Camicetta rosa, gonna lunga marrone, capelli legati. Da quando i segretari degli psicologi servono spuntini? Mi è capitato da qualche parrucchiere, un trattamento simile. Ma da un medico, o qualunque cosa sia uno psicologo, proprio no.

«Oh, no, grazie.»

Che razza di posto. E’ già un’ora che aspetto. Non sembra per niente professionale, non mi convince. È una casa normalissima, questa: c’è la cucina, il bagno con gli accappatoi e gli spazzolini, un bambino che scorrazza da un lato all’altro dell’appartamento, un salotto (dove mi trovo) con tanto di nonnina che sferruzza ai ferri. È normale? No, perché io non sono un’assidua frequentatrice di questa gente, quindi magari è una cosa normalissima ed io non lo so. In fondo non so tante cose, io.
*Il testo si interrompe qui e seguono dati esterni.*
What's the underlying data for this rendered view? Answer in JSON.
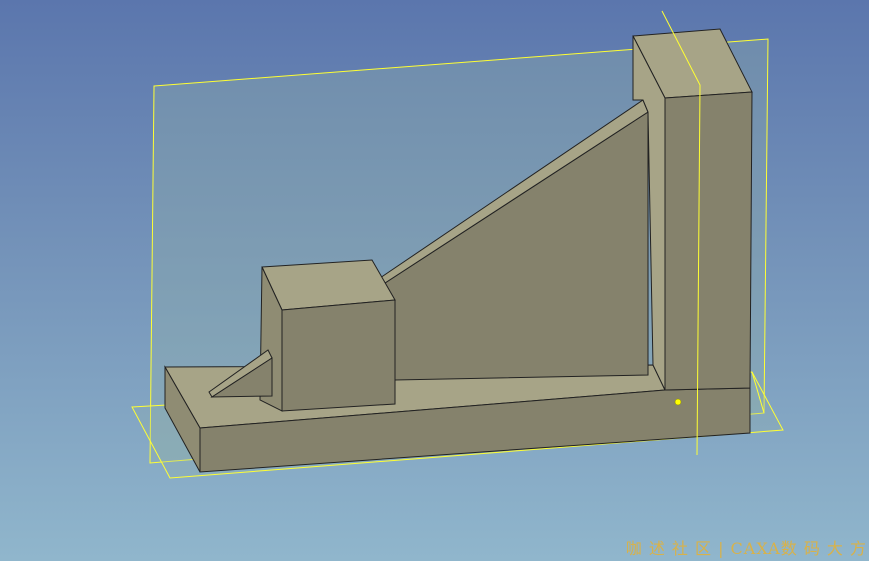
{
  "viewport": {
    "background_top": "#5b76ad",
    "background_bottom": "#90b6cc"
  },
  "model": {
    "face_light": "#a7a487",
    "face_mid": "#8f8c73",
    "face_dark": "#85826c",
    "edge_color": "#222222"
  },
  "planes": {
    "outline_color": "#ffff33",
    "fill_color": "#8fb0a8"
  },
  "selection_point": {
    "icon": "yellow-dot-marker",
    "color": "#ffff00"
  },
  "watermark": {
    "text": "咖 述 社 区 | CAXA数 码 大 方",
    "color": "#d8b24a"
  }
}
Non ne posso più, penso che se non mi chiama nei prossimi dieci minuti me ne vado. Insomma, è una mancanza di rispetto incredibile! Ho la testa che mi scoppia, non sopporto più questa stanza! Non sopporto più il parato a strisce bianche e marroni che ti fa incrociare gli occhi se lo fissi troppo a lungo, non sopporto più questi divani vecchi con questa fantasia a quadri rossi e questa macchia di unto che mi siede accanto senza farsi alcun problema, non sopporto più l’orologio a pendolo che suona ogni mezz’ora, non sopporto più il continuo sferruzzare della vecchia, non sopporto più quel maledetto moccioso che corre avanti e indietro gridando come un ossesso, non sopporto più quel dannato gattaccio puzzolente che continua a saltarmi addosso riempiendomi di peli grigi, non lo sopporto più! Se uno venisse qui sano di mente per fare un “controllo”, ne uscirebbe ammattito!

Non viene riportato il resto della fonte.